A reporter asked me yesterday about Senator Orrin Hatch (R-Utah)’s effort to forestall a challenge from his right at the Utah Republicans’ state party convention next year.  (Is it still called being “primaried” if you might first be “conventioned”?  Former Senator Robert Bennett to the white courtesy phone, please.)  I see that Aaron Blake is also writing about Hatch’s battle with conservative critics today.

Senator Hatch of course has compiled a long legislative record over his career in Congress– most notably including his collaboration with the late Senator Ted Kennedy (D-MA) on issues ranging from health care, AIDS, disability rights, national service, and far more.  Even with this bipartisan legislative legacy, Hatch has achieved a marked increase in his conservative credentials, as measured by the Club for Growth.  (Ironically, the Club for Growth is spearheading the drive to deny Hatch renomination.)  Out of curiosity, I plotted Club for Growth voting scores over the last several years for both Bennett and Hatch.

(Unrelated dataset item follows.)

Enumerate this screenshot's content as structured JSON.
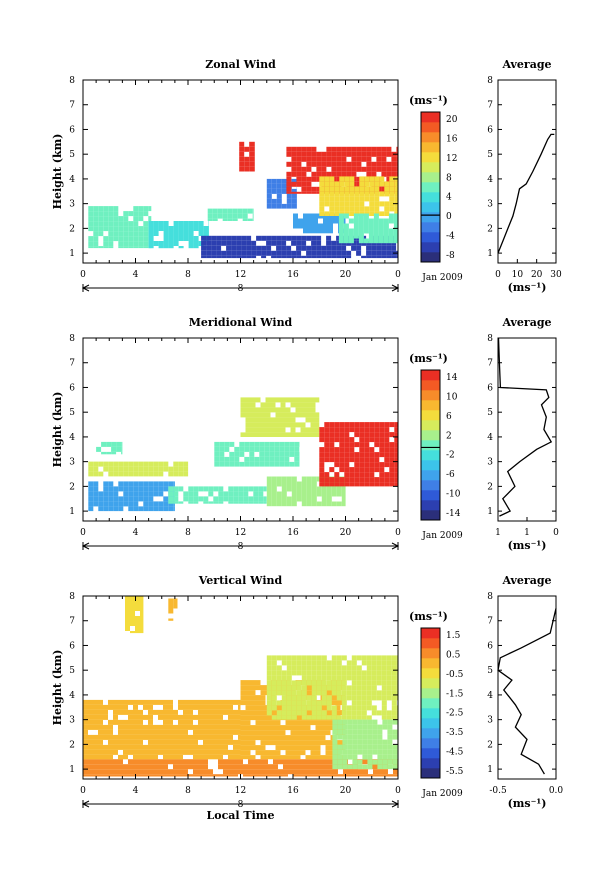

Club for Growth Scores for Utah Senators (2005-2010)

Subject to important caveats about the selectivity of interest groups and the artificial extremism of vote scores (see Jim Snyder’s classic piece here), it’s worth noting two aspects of Senator Hatch’s and Bennett’s vote scores.  First, Hatch’s apparent conservative turn  started before Senator Bennett’s party refused to re-nominate him for his re-election campaign in 2010: Based on the Club for Growth measure, Hatch has been on a steady rightward march since his 53% showing in 2007.  Second, both Hatch’s and Bennett’s more favorable Club for Growth ratings in recent years are likely in part a function of the arrival of unified, Democratic control in 2009.  If you burrow into the Club for Growth’s spreadsheets that detail the votes and the Club’s scoring system, the selected votes run the gamut from health care to Dodd-Frank, tax cuts, EPA regulatory authority, and so forth.  Votes on these issues of course represented the front-line of GOP resistance to the Obama White House’s policy agenda.  Not surprisingly, Hatch found little ground on which to collaborate with the Democratic opposition and strong pressure from his colleagues not to cross the aisle.

Interest group ratings– particularly those from groups with a vested (literally) interest in the outcome– are of course hardly a reliable metric for discerning a legislator’s ideological disposition.  If we turn to DW-NOMINATE scores that include nearly every non-unanimous vote cast in the Senate each year, Orrin Hatch’s ideological journey looks quite different– especially when mapped against the movement of the average Senate Republican over the same period.

Senator Hatch’s voting record revisited

Judging from his broader floor history, Hatch does indeed have a strong conservative record.   It’s just that he’s been left behind as the Senate Republican Conference has marched steadily to his right.